The State Department’s $10 million spam mailing could have violated Russian law

The U.S. Embassy has been marked by scandalous provocation that could seriously affect the already strained relations between Moscow and Washington.

Diplomats sent out mass text messages to Russian citizens calling for “information about interference in the U.S. elections. In return, the State Department is prepared to pay up to $10 million.

SMS started coming to the Russians the day before. Even Timofei Zhukov, a deputy from Ekaterinburg, was among the recipients.
According to the information available at the moment, the service “CentrSoobsh” was used for mailing. It is especially popular among swindlers who use it to hack into user accounts. It is noteworthy that the message from the U.S. Embassy also has a link. It leads to the twitter account of the U.S. Department of State’s Reward for Justice program, the launch of which Michael Pompeo announced earlier this week.

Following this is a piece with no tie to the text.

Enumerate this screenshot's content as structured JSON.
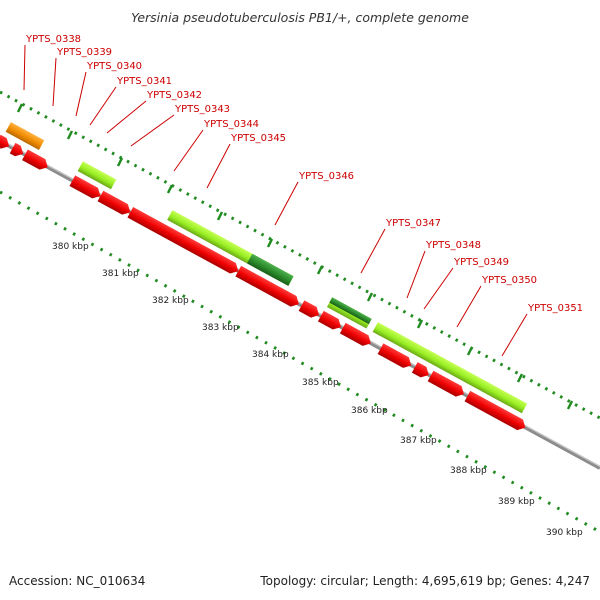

Maria Zakharova, official representative of the Russian Foreign Ministry, has already commented on the situation. According to her, if the State Department is ready to pay such sums of money for such dubious information, its servers will simply not withstand the load due to “denunciation of neighbors.

Although such an adventure is unlikely to succeed, the very fact of the U.S. Embassy’s provocative activities could provoke an international scandal.

It is also worth noting that since 2014 SMS spam has been officially banned in Russia. According to the law, a mailing customer must obtain the subscriber’s consent to receive messages, and then conclude a contract with a mobile operator to conduct mailing. If the subscriber’s consent is not obtained, the operator must stop mailing.

As News Front previously reported, information about “Russian intervention” began to spread after Democrats lost the 2016 presidential election to Donald Trump. At that time he was accused of collusion with Moscow and even initiated an investigation. He was headed by Special Prosecutor Robert Muller, but as a result he was unable to provide evidence that Russia actually interfered in the election process. Insinuations on this topic resumed with the approaching new presidential elections.